Broken Tour
- Associated album: Clarity
- Start date: 11 June 2019
- End date: 4 September 2019
- No. of shows: 12 in North America; 8 in Europe; 20 in total;

Kim Petras concert chronology
- ; Broken Tour (2019); Clarity Tour (2019–2020);

= Broken Tour =

2019 concert tour by Kim Petras

The Broken Tour was the debut concert tour by German singer Kim Petras in support of her debut mixtape, Clarity (2019). The tour was announced by Petras via her social media accounts on April 30, 2019. It started on 11 June 2019 in Nashville, United States and concluded on 4 September 2019 in Cologne, Germany.

== Background and development ==
When announced on April 30, 2019, the tour was scheduled to comprise ten North American shows in June and to conclude on 26 June 2019 in San Francisco, United States. It was initially considered to be in support of Petras' single "Broken", as her debut mixtape had not been officially announced yet.

On 2 May 2019 additional shows in San Francisco and Los Angeles were announced. The following day Petras disclosed that both shows in Los Angeles as well as the shows in New York and Chicago were sold out. On 7 May 2019, a week after the initial tour announcement, all shows with the exception of Atlanta, Washington and the added San Francisco show were sold out.

On 13 May 2019 Petras announced that a European leg of the tour, comprising additional shows in the United Kingdom, France, the Netherlands and Germany, had been added. Thus, the tour would encompass 20 shows, including 17 solo shows as well as 3 festival appearance in the United Kingdom on the 23, 24 and 25 of August 2019. Due to high demand several venues for the European leg had to be upgraded.

On 31 May 2019 Petras revealed that rehearsals for the tour had started.

== Set list ==
This set list is representative of the European leg of the tour and the performance on September 4, 2019. Due to starting before the entirety of Clarity had been released, the set list varied greatly for the duration of the tour. Song titles adapted from Spotify.

== Tour dates ==

| Date | City | Country | Venue |
North America
| June 11, 2019 | Nashville | United States | The Basement East |
| June 12, 2019 | Atlanta | Center Stage |
| June 14, 2019 | New York City | Irving Plaza |
| June 15, 2019 | Silver Spring | The Fillmore Silver Spring |
| June 17, 2019 | Philadelphia | Theatre of Living Arts |
| June 18, 2019 | Cambridge | The Sinclair |
| June 20, 2019 | Chicago | Lincoln Hall |
| June 21, 2019 | Minneapolis | Fine Line Music Café |
| June 24, 2019 | Los Angeles | Fonda Theatre |
June 25, 2019
| July 30, 2019 | San Francisco | Mezzanine |
July 31, 2019
Europe
| August 23, 2019 | Leeds | United Kingdom | Leeds Festival |
| August 24, 2019 | Manchester | Manchester Pride |
| August 25, 2019 | Reading | Reading Festival |
| August 27, 2019 | London | Heaven |
| August 30, 2019 | Paris | France | La Maroquinerie |
| September 1, 2019 | Amsterdam | Netherlands | Paradiso |
| September 3, 2019 | Berlin | Germany | Bi Nuu |
| September 4, 2019 | Cologne | Club Bahnhof Ehrenfeld |

== Reception ==
Most shows of the North American leg were sold out. Further, many had to move to bigger venues due to high demand. Similarly, most shows of the European leg were also sold out or had to move to bigger venues in order to accommodate the demand.

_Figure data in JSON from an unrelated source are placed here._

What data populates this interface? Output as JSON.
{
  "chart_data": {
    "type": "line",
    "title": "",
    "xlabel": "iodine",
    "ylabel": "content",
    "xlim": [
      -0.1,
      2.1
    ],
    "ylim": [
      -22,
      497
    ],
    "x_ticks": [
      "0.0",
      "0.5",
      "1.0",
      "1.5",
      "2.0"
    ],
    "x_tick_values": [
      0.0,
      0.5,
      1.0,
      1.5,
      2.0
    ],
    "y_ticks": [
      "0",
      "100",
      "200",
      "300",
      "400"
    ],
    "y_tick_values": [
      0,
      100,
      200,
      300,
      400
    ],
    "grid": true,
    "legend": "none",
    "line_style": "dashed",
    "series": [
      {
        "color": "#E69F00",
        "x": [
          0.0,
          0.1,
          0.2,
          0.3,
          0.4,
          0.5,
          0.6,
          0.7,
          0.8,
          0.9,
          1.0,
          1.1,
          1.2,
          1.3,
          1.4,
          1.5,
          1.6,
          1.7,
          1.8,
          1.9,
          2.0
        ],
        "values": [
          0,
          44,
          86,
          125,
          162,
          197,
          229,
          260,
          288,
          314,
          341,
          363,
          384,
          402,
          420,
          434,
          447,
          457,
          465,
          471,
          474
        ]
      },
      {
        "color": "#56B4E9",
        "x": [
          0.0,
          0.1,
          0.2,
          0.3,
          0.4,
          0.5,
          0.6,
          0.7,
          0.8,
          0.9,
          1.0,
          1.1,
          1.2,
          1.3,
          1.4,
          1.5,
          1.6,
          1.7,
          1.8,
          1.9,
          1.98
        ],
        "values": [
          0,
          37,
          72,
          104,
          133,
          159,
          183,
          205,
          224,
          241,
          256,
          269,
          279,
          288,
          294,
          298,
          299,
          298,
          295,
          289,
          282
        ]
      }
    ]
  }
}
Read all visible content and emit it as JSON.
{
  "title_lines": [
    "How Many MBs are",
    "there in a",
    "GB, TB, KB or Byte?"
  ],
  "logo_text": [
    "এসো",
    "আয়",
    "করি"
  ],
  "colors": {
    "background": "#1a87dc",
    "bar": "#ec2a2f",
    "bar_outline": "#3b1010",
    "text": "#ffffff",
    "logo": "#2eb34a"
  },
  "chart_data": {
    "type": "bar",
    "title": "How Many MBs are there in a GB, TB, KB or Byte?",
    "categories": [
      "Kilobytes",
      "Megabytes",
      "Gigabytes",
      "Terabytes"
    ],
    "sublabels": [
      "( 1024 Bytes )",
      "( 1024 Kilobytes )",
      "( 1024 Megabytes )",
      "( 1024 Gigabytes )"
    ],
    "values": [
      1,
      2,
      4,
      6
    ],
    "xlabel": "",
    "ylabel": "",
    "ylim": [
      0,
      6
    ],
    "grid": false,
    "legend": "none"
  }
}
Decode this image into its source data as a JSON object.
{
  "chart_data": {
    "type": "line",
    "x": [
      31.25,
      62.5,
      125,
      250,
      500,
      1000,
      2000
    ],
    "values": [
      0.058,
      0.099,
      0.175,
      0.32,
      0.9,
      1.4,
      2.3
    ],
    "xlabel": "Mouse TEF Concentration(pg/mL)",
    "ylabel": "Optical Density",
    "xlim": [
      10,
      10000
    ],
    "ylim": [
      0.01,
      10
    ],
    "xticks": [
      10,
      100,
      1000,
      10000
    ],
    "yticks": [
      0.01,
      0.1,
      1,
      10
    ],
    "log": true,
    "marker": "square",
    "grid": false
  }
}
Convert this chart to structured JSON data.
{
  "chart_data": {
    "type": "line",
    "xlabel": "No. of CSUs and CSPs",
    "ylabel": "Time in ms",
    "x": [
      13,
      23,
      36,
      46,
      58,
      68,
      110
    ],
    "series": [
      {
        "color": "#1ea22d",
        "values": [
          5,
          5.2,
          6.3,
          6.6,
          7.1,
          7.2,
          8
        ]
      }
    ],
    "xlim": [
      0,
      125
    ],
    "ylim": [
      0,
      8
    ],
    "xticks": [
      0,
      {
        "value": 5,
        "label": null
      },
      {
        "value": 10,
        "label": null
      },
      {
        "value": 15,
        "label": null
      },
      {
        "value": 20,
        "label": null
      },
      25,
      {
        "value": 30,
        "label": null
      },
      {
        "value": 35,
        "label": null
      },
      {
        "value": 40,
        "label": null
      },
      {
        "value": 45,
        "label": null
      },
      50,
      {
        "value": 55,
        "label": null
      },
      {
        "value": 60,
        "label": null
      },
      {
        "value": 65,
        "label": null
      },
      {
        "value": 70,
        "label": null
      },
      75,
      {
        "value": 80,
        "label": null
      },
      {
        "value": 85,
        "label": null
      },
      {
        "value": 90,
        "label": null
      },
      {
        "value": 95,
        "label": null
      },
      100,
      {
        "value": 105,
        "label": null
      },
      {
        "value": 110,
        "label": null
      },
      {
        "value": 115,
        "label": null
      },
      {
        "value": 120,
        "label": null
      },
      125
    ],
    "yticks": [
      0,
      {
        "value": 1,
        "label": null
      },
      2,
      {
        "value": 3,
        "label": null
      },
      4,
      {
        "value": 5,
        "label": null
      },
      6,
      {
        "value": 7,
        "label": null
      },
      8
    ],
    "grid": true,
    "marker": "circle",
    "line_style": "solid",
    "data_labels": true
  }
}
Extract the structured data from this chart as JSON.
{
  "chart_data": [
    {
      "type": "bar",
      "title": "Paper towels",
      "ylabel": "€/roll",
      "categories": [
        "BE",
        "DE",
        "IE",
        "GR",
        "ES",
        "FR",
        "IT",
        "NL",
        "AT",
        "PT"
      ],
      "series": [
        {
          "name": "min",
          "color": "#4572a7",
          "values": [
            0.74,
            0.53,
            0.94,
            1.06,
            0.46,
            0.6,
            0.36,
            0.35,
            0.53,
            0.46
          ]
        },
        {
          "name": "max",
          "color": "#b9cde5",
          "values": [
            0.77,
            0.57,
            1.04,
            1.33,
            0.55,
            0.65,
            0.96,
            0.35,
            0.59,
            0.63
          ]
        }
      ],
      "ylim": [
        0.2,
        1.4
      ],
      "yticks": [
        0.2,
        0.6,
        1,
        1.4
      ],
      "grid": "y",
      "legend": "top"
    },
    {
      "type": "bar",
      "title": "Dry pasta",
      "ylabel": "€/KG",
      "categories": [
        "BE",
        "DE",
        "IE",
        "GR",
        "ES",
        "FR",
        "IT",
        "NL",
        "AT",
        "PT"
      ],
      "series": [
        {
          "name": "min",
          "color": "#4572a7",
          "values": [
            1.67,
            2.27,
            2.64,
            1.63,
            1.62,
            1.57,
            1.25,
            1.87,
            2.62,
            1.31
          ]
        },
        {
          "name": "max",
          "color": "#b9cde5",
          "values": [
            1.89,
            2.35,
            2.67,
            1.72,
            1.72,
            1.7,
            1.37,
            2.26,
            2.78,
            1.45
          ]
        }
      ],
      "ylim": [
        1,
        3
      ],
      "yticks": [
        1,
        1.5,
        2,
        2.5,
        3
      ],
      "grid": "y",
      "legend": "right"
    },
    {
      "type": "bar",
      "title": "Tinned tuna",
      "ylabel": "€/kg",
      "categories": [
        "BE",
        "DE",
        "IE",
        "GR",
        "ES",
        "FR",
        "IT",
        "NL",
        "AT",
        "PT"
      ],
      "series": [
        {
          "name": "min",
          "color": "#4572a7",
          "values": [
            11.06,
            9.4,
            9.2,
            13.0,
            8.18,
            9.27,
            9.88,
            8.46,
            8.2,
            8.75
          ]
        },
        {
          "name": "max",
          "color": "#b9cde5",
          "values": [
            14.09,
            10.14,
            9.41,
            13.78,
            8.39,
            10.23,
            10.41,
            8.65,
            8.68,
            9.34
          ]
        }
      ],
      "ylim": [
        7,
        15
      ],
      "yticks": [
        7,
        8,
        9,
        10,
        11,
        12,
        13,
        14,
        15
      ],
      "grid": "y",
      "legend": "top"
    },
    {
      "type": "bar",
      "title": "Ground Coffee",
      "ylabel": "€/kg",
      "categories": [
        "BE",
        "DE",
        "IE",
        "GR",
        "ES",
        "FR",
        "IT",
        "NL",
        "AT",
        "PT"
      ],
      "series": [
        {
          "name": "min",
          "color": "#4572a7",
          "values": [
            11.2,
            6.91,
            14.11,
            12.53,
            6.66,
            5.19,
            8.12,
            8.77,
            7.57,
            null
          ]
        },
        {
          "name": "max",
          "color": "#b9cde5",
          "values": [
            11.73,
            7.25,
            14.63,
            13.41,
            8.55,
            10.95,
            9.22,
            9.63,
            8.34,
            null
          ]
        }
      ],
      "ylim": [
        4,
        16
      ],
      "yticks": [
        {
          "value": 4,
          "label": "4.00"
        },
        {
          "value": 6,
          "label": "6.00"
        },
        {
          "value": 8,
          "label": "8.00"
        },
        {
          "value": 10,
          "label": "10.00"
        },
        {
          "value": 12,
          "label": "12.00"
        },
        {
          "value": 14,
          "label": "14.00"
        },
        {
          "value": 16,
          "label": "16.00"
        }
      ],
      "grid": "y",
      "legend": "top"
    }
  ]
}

The tour was generally very well received. Rae Lemeshow-Barooshian of Play Too Much praised it as a "euphoric pop rendezvous" and called it "an explosion of joy" whenever Petras took the stage. Michiel Vos of A Bit of Pop Music compared Petras' stage outfits and styling to "Lady Gaga's looks during her The Fame era" and attested that Petras looked "like an absolute star when dancing and posing". He further stated that Petras commands "a mesmerizing star quality" and would also hold her own vocally, even though oftentimes singing along to a backing track. Writing for Atwood Magazine, Nicole Almeida also stressed Petras' star quality, calling the tour the "perfect demonstration of Petras' star power". She further referred to the concert as "more than a show", but a "visual representation of Kim Petras' career" and concluded that she witnessed "a night of transcendental joy, pride, celebration, and fun". In his review of the first stop of the European leg, Alex Rigotti of Gigwise especially praised Petras' self-awareness in regards to "how ridiculous pop is". He identified the show to follow a structure in accordance with Petras' body of work. Thus, he referred to act I as a representation of heartbreak from her debut record, Clarity, the second act as being representative of her Halloween-themed extended play (EP), Turn Off the Light, Vol. 1, and the third act as being "about the ecstasy of falling in love from her Era 1 days". Even though the staging was "stripped down and simple", he declared it to be "effective" through "being fuelled by the charm of the singer feeling her fantasy".